“Go ask your teacher for help,” I told my daughter again. For a whole grading period, she had been struggling with long division. I would try my best to explain a problem but I couldn’t figure out the method they were using in class. Yet my daughter continued to resist talking with her teacher. She was worried about how it would look if she asked for help. ‘Helper’ is a category that very young children identify with in a positive way. But psychologist Jellie Sierksma has found that children between the ages of 4-6 begin making negative assumptions about those who receive help. They infer that those receiving help are less smart than those who do not need help. And since they want to be seen as smart, they may avoid asking for help even when they need it.
Categorizing things is an important developmental skill. From an early age, children sort things based on binary categories: big or little, soft or hard, weak or strong. This is part of how they make sense of the world around them, which is one aspect of spiritual meaning-making.
Problems arise when some categorizations become associated with negative cultural values. Hierarchical thinking, in which one side of a binary has greater value than the other side, can affect children’s sense of self-worth and create social divisions. For example, if being big is valued more than being little, a small child can feel as if they don’t matter and society may view them as inferior to adults.
In the case of children’s refusal to ask for help, the likely cause is a child’s learned association of dependence with weakness or stupidity, in contrast with independence as strength and intelligence. Children may ask family members for help in private but resist seeking help from others to avoid negative social perceptions. They may also be tempted to ridicule themselves or others for falling into negatively valued categories like needing help.

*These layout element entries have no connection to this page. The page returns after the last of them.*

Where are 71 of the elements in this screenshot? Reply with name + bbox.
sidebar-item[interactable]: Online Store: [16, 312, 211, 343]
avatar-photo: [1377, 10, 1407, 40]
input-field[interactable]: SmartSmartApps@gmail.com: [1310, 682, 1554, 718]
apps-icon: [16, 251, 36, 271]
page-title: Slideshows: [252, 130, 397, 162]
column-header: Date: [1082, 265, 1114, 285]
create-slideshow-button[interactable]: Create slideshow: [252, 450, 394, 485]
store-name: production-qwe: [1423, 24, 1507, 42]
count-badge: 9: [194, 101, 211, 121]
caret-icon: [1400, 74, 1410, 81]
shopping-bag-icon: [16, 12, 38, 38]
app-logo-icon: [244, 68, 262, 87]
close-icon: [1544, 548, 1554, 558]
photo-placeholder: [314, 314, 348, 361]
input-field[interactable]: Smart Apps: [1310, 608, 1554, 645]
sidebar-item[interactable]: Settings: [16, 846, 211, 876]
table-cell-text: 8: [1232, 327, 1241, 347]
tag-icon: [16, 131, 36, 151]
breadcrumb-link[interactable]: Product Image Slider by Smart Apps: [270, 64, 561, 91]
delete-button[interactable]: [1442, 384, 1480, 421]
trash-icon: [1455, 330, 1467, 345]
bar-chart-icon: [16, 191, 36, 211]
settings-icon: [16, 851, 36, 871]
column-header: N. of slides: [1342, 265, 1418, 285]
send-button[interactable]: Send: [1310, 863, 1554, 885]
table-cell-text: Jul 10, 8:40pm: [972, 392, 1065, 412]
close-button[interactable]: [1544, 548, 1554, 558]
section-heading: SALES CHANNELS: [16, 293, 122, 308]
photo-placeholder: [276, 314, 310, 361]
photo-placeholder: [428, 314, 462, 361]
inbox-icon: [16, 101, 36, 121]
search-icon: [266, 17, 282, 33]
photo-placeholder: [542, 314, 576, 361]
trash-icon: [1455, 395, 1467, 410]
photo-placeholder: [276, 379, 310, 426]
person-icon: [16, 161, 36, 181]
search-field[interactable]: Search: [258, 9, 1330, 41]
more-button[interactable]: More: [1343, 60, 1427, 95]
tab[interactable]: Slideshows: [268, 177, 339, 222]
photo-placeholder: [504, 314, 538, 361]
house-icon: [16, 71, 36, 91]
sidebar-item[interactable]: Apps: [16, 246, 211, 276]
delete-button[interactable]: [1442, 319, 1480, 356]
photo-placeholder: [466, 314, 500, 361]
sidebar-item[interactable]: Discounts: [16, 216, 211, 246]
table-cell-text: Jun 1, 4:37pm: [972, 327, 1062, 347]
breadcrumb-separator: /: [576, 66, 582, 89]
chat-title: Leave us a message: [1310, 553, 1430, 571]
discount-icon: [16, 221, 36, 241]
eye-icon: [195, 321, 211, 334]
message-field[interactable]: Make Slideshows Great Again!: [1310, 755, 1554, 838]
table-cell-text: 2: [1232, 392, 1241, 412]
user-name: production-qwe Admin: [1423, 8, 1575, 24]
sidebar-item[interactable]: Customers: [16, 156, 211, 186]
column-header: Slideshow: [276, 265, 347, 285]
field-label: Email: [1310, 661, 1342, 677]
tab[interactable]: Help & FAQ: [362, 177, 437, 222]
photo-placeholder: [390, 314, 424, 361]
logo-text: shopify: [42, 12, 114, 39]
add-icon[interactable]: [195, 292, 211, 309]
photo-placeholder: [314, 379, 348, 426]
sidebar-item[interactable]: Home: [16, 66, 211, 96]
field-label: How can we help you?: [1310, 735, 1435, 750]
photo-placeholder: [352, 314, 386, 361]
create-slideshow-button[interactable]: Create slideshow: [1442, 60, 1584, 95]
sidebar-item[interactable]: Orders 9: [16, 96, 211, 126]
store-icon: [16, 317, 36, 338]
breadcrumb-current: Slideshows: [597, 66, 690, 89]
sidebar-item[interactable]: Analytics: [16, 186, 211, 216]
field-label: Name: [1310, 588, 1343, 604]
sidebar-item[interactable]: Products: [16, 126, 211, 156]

Parents can teach children the spiritual value of asking for help and counter negative cultural views of dependency in two ways:
Model helping and being helped. Show children that both behaviors are necessary and beneficial. Share your expertise in a particular area with a friend in need, and also ask for help from a neighbor when you need to complete a task outside your areas of expertise. Such modeling destigmatizes helping and affirms interdependence as a value.
Make it safe for your child to fail. When your child doesn’t understand something or does something incorrectly, acknowledge the struggle and encourage them to try again with your help. Guide them through a process of self-reflection focusing on what they did well and invite them to pose questions that will help them figure out what went wrong. Create an “excellent question’ award that celebrates your child’s willingness to ask for help when stuck.